– Мой господин, – Порфирий не удержался от зевка и тут же прикрыл рот левой культей, – ни в коем случае не желает нанести обиду достойному префекту, однако в этом деле только быстрота может помочь полюбовно решить дело с нападением вашими людьми на его племянницу.

Ларций спросонья не сразу понял, о чем дылда ведет речь. Что за нападение?

Порфирий охотно объяснил.

– Сегодня ночью ты, префект, и твои люди напали на племянницу моего хозяина Волусию, захватили ее и притащили в свой дом, – голос его посуровел. – По-видимому, ты решил взять ее в заложницы, дабы принудить достойнейшего из сенаторов закрыть глаза на совершенное твоими родителями преступление и пойти на сделку с совестью. Но это еще не все. Несчастье в том, что при нападении ты убил двух римских граждан, пытавшихся защитить бедную девушку. Сам знаешь, какая кара ждет тебя за подобную дерзость. Мой господин, однако, не желает раздувать это дело и готов пойти с тобой на мировую. С этой целью он и прислал меня. Вопрос должен быть решен до полудня, пока родственники убитых не подали на тебя в суд.

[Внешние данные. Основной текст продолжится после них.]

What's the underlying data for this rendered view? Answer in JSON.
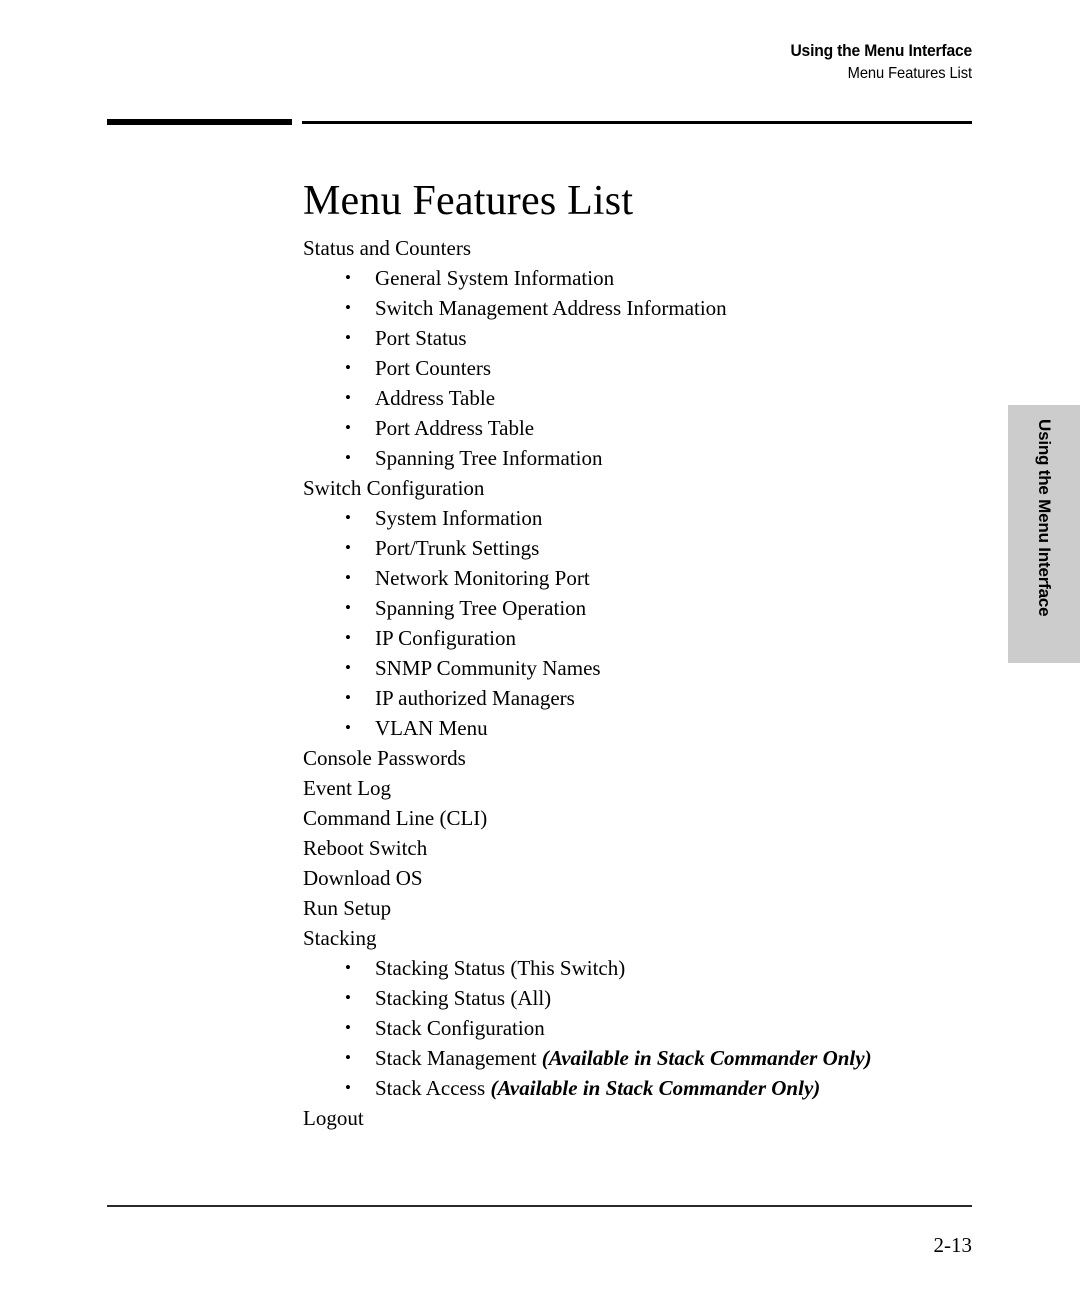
{
  "header": {
    "line1": "Using the Menu Interface",
    "line2": "Menu Features List"
  },
  "title": "Menu Features List",
  "side_tab": {
    "label": "Using the Menu Interface",
    "background_color": "#cccccc"
  },
  "footer": {
    "page_number": "2-13"
  },
  "note_text": "(Available in Stack Commander Only)",
  "list": [
    {
      "level": 1,
      "text": "Status and Counters"
    },
    {
      "level": 2,
      "text": "General System Information"
    },
    {
      "level": 2,
      "text": "Switch Management Address Information"
    },
    {
      "level": 2,
      "text": "Port Status"
    },
    {
      "level": 2,
      "text": "Port Counters"
    },
    {
      "level": 2,
      "text": "Address Table"
    },
    {
      "level": 2,
      "text": "Port Address Table"
    },
    {
      "level": 2,
      "text": "Spanning Tree Information"
    },
    {
      "level": 1,
      "text": "Switch Configuration"
    },
    {
      "level": 2,
      "text": "System Information"
    },
    {
      "level": 2,
      "text": "Port/Trunk Settings"
    },
    {
      "level": 2,
      "text": "Network Monitoring Port"
    },
    {
      "level": 2,
      "text": "Spanning Tree Operation"
    },
    {
      "level": 2,
      "text": "IP Configuration"
    },
    {
      "level": 2,
      "text": "SNMP Community Names"
    },
    {
      "level": 2,
      "text": "IP authorized Managers"
    },
    {
      "level": 2,
      "text": "VLAN Menu"
    },
    {
      "level": 1,
      "text": "Console Passwords"
    },
    {
      "level": 1,
      "text": "Event Log"
    },
    {
      "level": 1,
      "text": "Command Line (CLI)"
    },
    {
      "level": 1,
      "text": "Reboot Switch"
    },
    {
      "level": 1,
      "text": "Download OS"
    },
    {
      "level": 1,
      "text": "Run Setup"
    },
    {
      "level": 1,
      "text": "Stacking"
    },
    {
      "level": 2,
      "text": "Stacking Status (This Switch)"
    },
    {
      "level": 2,
      "text": "Stacking Status (All)"
    },
    {
      "level": 2,
      "text": "Stack Configuration"
    },
    {
      "level": 2,
      "text": "Stack Management",
      "note": "(Available in Stack Commander Only)"
    },
    {
      "level": 2,
      "text": "Stack Access",
      "note": "(Available in Stack Commander Only)"
    },
    {
      "level": 1,
      "text": "Logout"
    }
  ],
  "bullet_glyph": "•"
}
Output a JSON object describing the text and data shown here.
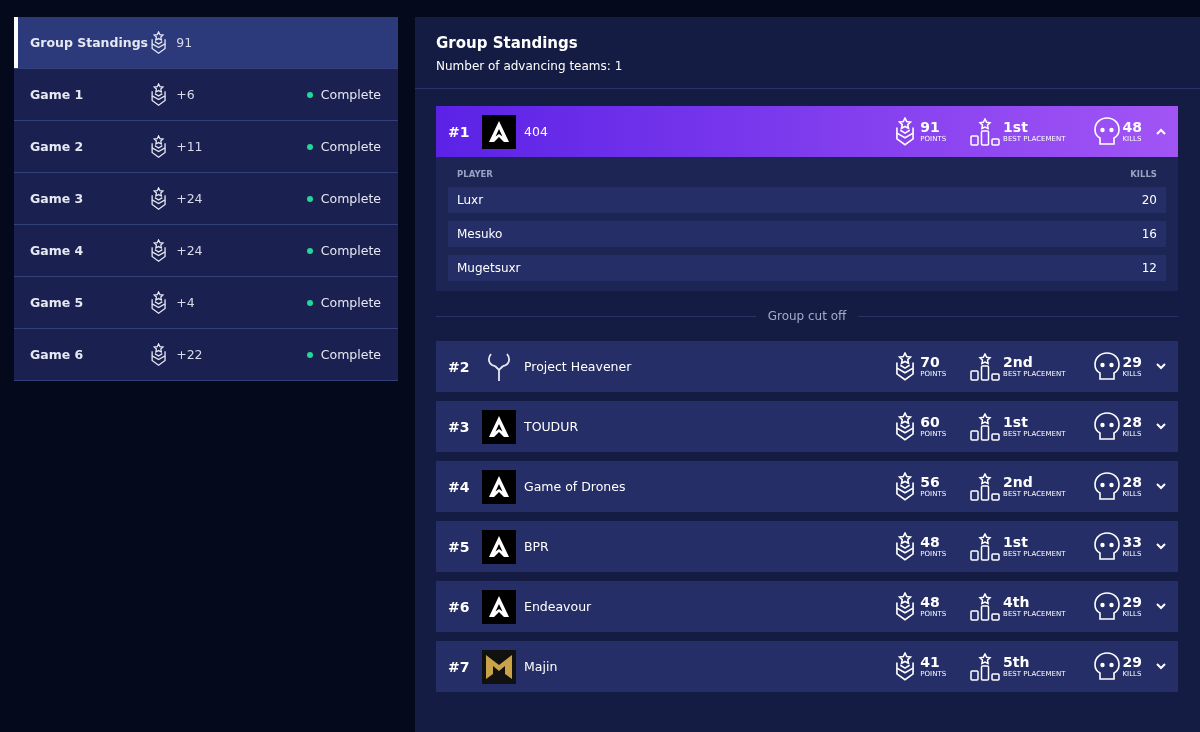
{
  "sidebar": {
    "items": [
      {
        "label": "Group Standings",
        "points": "91",
        "selected": true
      },
      {
        "label": "Game 1",
        "points": "+6",
        "status": "Complete",
        "selected": false
      },
      {
        "label": "Game 2",
        "points": "+11",
        "status": "Complete",
        "selected": false
      },
      {
        "label": "Game 3",
        "points": "+24",
        "status": "Complete",
        "selected": false
      },
      {
        "label": "Game 4",
        "points": "+24",
        "status": "Complete",
        "selected": false
      },
      {
        "label": "Game 5",
        "points": "+4",
        "status": "Complete",
        "selected": false
      },
      {
        "label": "Game 6",
        "points": "+22",
        "status": "Complete",
        "selected": false
      }
    ]
  },
  "main": {
    "title": "Group Standings",
    "subtitle": "Number of advancing teams: 1",
    "advancing_teams": [
      {
        "rank": "#1",
        "logo": {
          "kind": "apex"
        },
        "name": "404",
        "points": "91",
        "points_label": "POINTS",
        "placement": "1st",
        "placement_label": "BEST PLACEMENT",
        "kills": "48",
        "kills_label": "KILLS",
        "expanded": true,
        "player_header": "PLAYER",
        "kills_header": "KILLS",
        "players": [
          {
            "name": "Luxr",
            "kills": "20"
          },
          {
            "name": "Mesuko",
            "kills": "16"
          },
          {
            "name": "Mugetsuxr",
            "kills": "12"
          }
        ]
      }
    ],
    "cutoff_label": "Group cut off",
    "other_teams": [
      {
        "rank": "#2",
        "logo": {
          "kind": "wings"
        },
        "name": "Project Heavener",
        "points": "70",
        "points_label": "POINTS",
        "placement": "2nd",
        "placement_label": "BEST PLACEMENT",
        "kills": "29",
        "kills_label": "KILLS",
        "expanded": false
      },
      {
        "rank": "#3",
        "logo": {
          "kind": "apex"
        },
        "name": "TOUDUR",
        "points": "60",
        "points_label": "POINTS",
        "placement": "1st",
        "placement_label": "BEST PLACEMENT",
        "kills": "28",
        "kills_label": "KILLS",
        "expanded": false
      },
      {
        "rank": "#4",
        "logo": {
          "kind": "apex"
        },
        "name": "Game of Drones",
        "points": "56",
        "points_label": "POINTS",
        "placement": "2nd",
        "placement_label": "BEST PLACEMENT",
        "kills": "28",
        "kills_label": "KILLS",
        "expanded": false
      },
      {
        "rank": "#5",
        "logo": {
          "kind": "apex"
        },
        "name": "BPR",
        "points": "48",
        "points_label": "POINTS",
        "placement": "1st",
        "placement_label": "BEST PLACEMENT",
        "kills": "33",
        "kills_label": "KILLS",
        "expanded": false
      },
      {
        "rank": "#6",
        "logo": {
          "kind": "apex"
        },
        "name": "Endeavour",
        "points": "48",
        "points_label": "POINTS",
        "placement": "4th",
        "placement_label": "BEST PLACEMENT",
        "kills": "29",
        "kills_label": "KILLS",
        "expanded": false
      },
      {
        "rank": "#7",
        "logo": {
          "kind": "gold"
        },
        "name": "Majin",
        "points": "41",
        "points_label": "POINTS",
        "placement": "5th",
        "placement_label": "BEST PLACEMENT",
        "kills": "29",
        "kills_label": "KILLS",
        "expanded": false
      }
    ]
  }
}
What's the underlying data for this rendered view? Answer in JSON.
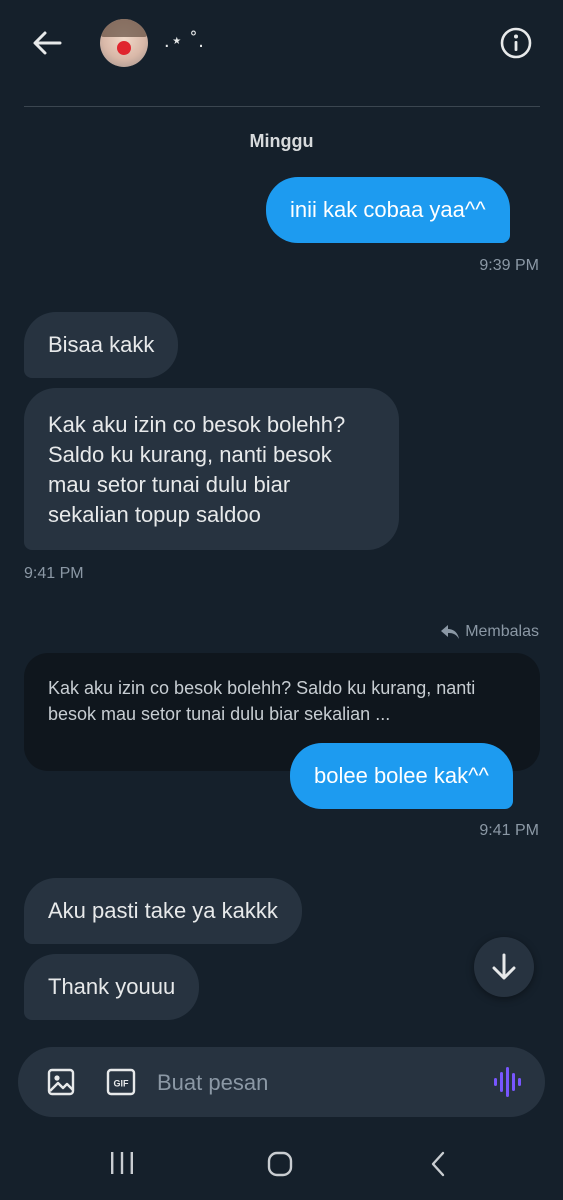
{
  "header": {
    "display_name": ".⋆ ˚.",
    "back_icon": "arrow-left-icon",
    "info_icon": "info-circle-icon"
  },
  "conversation": {
    "day_label": "Minggu",
    "messages": [
      {
        "text": "inii kak cobaa yaa^^",
        "time": "9:39 PM"
      },
      {
        "text": "Bisaa kakk"
      },
      {
        "text": "Kak aku izin co besok bolehh? Saldo ku kurang, nanti besok mau setor tunai dulu biar sekalian topup saldoo",
        "time": "9:41 PM"
      },
      {
        "reply_label": "Membalas",
        "quoted": "Kak aku izin co besok bolehh? Saldo ku kurang, nanti besok mau setor tunai dulu biar sekalian ...",
        "text": "bolee bolee kak^^",
        "time": "9:41 PM"
      },
      {
        "text": "Aku pasti take ya kakkk"
      },
      {
        "text": "Thank youuu"
      }
    ]
  },
  "composer": {
    "placeholder": "Buat pesan",
    "gif_label": "GIF"
  },
  "colors": {
    "background": "#15202b",
    "outgoing_bubble": "#1d9bf0",
    "incoming_bubble": "#273340",
    "accent_voice": "#7856ff"
  }
}
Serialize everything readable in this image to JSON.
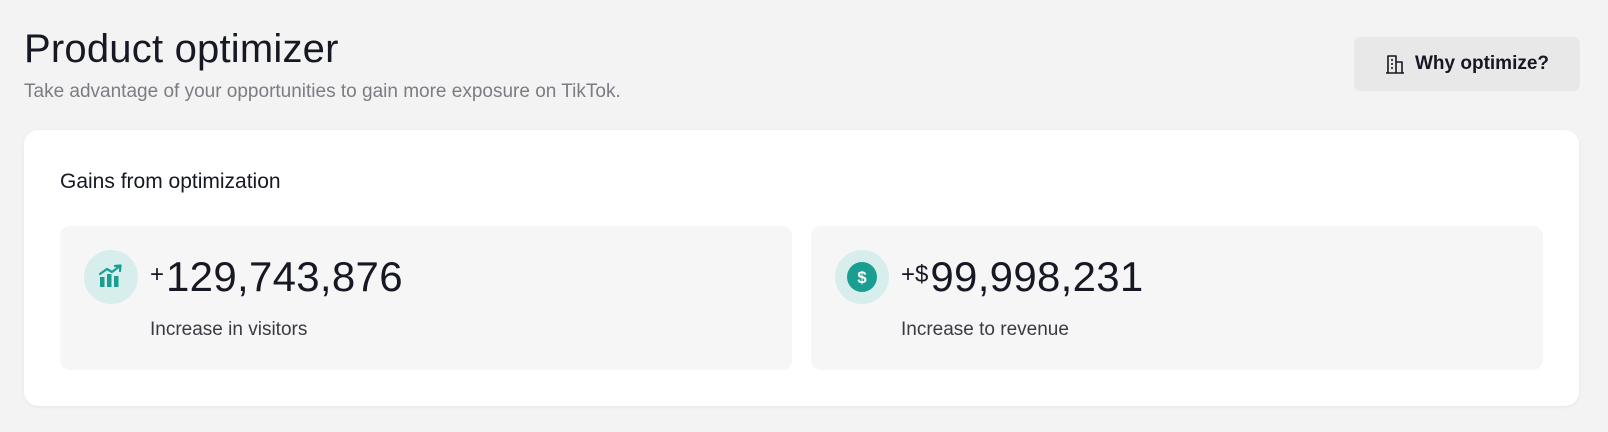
{
  "header": {
    "title": "Product optimizer",
    "subtitle": "Take advantage of your opportunities to gain more exposure on TikTok.",
    "why_button_label": "Why optimize?",
    "why_button_icon": "building-icon"
  },
  "gains": {
    "title": "Gains from optimization",
    "metrics": [
      {
        "icon": "chart-up-icon",
        "prefix": "+",
        "value": "129,743,876",
        "label": "Increase in visitors"
      },
      {
        "icon": "dollar-circle-icon",
        "prefix": "+$",
        "value": "99,998,231",
        "label": "Increase to revenue"
      }
    ]
  },
  "colors": {
    "accent_teal": "#1a9e92",
    "icon_bg": "#d8eeec",
    "page_bg": "#f3f3f3"
  }
}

На этот раз Ларций, поднаторевший на общении с Регулом и его доверенными лицами, обошелся без пощечин. Он бесстрастно выслушал гостя, потом спросил:

– Ты с ума сошел?

– Нет, префект. Я в полном здравии, чего и тебе желаю.

Порфирий позволил себе криво ухмыльнуться, потом дружески посоветовал Лонгу:

– Не стоит, Ларций, затевать тяжбу с Регулом. Зачем тебе это? Если Марк Аквилий предлагает договориться, лучше договориться.

Решение Ларций принял мгновенно.

– Я согласен. Когда пойдем?

– Сейчас же, если римского префекта не затруднит такой ранний час.

– Римского префекта ничто не затруднит.

По пути Ларций поинтересовался у вольноотпущенника, где тот потерял руку.

– Префект, мне бы не хотелось вспоминать о том страшном случае, – ответил вмиг насупившийся Порфирий. – Я полагал, что с меня довольно и лошадиного лица, и долговязости, чтобы стать насмешкой для римлян, но фатум рассудил иначе.

Отправились втроем, Ларций прихватил с собой Эвтерма.

Вилла Марка Аквилия Регула располагалась за Тибром, в живописном месте, где устраивали свои парки и сады Помпей и мать Нерона Агриппина. Вход в усадьбу располагался сразу за храмом Флоры. К дому вели роскошные пропилеи с колоннами из зеленого каристийского мрамора, проход был замощен белейшими, тоже мраморными плитами. В глубине рисовался дом. Строение было невелико, в два этажа, оконца маленькие – другими словами, вид имело неказистый, особенно в сравнении с роскошными входными портиками и регулярным парком, который славился в Риме своими диковинками и чрезмерным обилием статуй.

Пока шли к дому, Ларций не произнес ни слова. Готовился к тому, чтобы холодно, с достоинством, но без дерзости поговорить с человеком, донимавшим его все эти годы. Выдержки хватило на первые несколько шагов, потом ясно ощутил, что угодил в ловушку. Регул сумел застать его врасплох. Ларций рад был сохранить невозмутимость, но куда там! Шел и озирался, вел себя как мальчишка, оказавшийся в удивительной, сказочной стране. Правда, римская сказка была груба, назойлива, надменна, нарочито шибала в глаза драгоценным мрамором, резными фризами, белыми плитами под ногами, но более всего – обилием статуй, выставленных в обоих портиках.

И слева, и справа.

Порфирий обратился к нему. Ларций не ответил, ему было не до разговоров. Статуй действительно было многовато, однако более всего ошеломляло, что эти истуканы, все до единого, изображали одного человека – Марка Аквилия Регула. Очутившись под присмотром первой пары изваяний, префект ощутил что-то вроде недоумения. Когда же первая пара спрятала каменные незрячие глаза за округлостью колонны и на него уставилась следующая, затем третья, четвертая, пятая, его пробрал трепет. Выставленные на пьедесталах регулы с надменностью, а то (вдруг померещилось) с насмешкой изучали гостя.